The only way this will have any influence is if you call this code before you’ve loaded any reports in design mode. Access looks at this information only once, when it loads the properties sheet for the first time. Once it has loaded the properties sheet, it doesn’t look at these values again. Every time you leave design mode Access stores information about the properties sheet, so if you’re going to try to set these values for the next time you start Access, make sure you do it when there’s no report open in design mode. Otherwise, Access will override your settings when it saves them itself.

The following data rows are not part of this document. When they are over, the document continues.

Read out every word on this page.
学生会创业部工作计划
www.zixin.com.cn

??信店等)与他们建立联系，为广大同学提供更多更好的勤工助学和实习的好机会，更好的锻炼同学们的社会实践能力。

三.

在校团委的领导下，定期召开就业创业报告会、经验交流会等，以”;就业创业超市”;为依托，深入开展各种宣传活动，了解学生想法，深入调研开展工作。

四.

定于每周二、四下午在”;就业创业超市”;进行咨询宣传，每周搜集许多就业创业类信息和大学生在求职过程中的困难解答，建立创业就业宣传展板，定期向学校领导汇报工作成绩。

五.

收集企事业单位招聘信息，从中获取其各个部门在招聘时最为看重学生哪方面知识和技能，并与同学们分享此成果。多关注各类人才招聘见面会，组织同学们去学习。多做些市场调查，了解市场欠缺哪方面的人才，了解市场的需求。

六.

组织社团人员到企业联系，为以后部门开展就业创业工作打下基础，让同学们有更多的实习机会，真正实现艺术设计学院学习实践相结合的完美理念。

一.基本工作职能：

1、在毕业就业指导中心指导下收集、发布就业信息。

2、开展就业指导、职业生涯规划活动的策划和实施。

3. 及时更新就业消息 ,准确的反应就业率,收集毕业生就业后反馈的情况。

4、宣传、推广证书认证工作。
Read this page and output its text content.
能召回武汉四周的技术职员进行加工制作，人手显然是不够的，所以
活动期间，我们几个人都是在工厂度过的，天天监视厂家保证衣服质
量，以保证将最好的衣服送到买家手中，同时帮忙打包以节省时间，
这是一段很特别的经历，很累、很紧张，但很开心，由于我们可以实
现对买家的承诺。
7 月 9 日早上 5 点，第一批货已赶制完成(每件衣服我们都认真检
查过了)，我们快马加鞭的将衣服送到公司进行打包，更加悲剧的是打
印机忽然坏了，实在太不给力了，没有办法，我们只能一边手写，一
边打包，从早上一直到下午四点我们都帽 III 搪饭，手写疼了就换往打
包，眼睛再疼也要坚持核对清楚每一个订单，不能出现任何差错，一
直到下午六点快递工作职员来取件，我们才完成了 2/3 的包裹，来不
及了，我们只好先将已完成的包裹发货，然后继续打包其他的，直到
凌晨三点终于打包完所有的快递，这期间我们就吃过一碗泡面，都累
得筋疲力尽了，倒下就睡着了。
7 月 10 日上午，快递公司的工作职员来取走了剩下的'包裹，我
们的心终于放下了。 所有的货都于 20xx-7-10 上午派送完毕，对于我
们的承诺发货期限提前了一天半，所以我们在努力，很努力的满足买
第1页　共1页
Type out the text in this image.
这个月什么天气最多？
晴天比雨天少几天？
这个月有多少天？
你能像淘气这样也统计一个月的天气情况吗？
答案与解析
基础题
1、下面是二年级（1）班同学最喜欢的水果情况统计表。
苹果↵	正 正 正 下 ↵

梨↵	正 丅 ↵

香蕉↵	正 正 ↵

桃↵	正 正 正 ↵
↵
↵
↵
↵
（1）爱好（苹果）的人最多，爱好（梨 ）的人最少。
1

To use this technique for forms, use option “_24” instead. It’s not nearly as useful with forms as it is with reports, however, because in older versions of Access you can open hidden forms but not hidden reports.

Beware the pitfalls!

Be aware that although setting Application.Echo to False does disable updates to the Access MDI client window (the window that contains all the Access objects), setting it back to True causes a repaint of the entire Access MDI client window. This is why, when you run the sample in 04-04.MDB with screen updates showing, the report icons appear at the bottom of the screen. Each time the code in acbOpenReport opens a report, it sets Application.Echo back to True. As a generic routine, it must do this—any routine that turns off a screen display should turn it back on. The subroutine that calls acbOpenReport, then, must surround the code with calls to acbShowUpdates, turning off the entire display before opening the three reports and turning it back on once all three reports are closed:

If Me!chkHideUpdates.Value = True Then
   Call acbShowUpdates(False)
End If
For intI = 1 To 3
   intSuccess = acbOpenReport("rptReport" & intI, acDesign)
Next intI
' You could modify your reports in design mode here if necessary.
For intI = 1 To 3
   DoCmd.Close acReport, "rptReport" & intI
Next intI

As an example of an error handler that resets screen updates, the code executed by frmLockScreen handles errors by using the normal exit route from the routine:

Private Sub cmdOpenReports_Click(  )
   Dim intI As Integer
   Dim intSuccess As Integer

   On Error GoTo HandleErr
   
   If Me!chkHideUpdates.Value = True Then
      Call acbShowUpdates(False)
   End If
   For intI = 1 To 3
      intSuccess = acbOpenReport("rptReport" & intI, acDesign)
   Next intI
   For intI = 1 To 3
      DoCmd.Close acReport, "rptReport" & intI
   Next intI

ExitHere:
   If Me!chkHideUpdates.Value = True Then
      Call acbShowUpdates(True)
   End If
   Exit Sub

HandleErr:
   MsgBox Err.Number & ": " & Err.Description
   Resume ExitHere
End Sub

If an error occurs while this subroutine is active, the code will jump to the HandleErr label and from there will resume at the ExitHere label. The code will reenable screen updates and then exit the routine. Your own code may not look exactly like this, but you must handle errors so that the screen never remains locked up when an error occurs.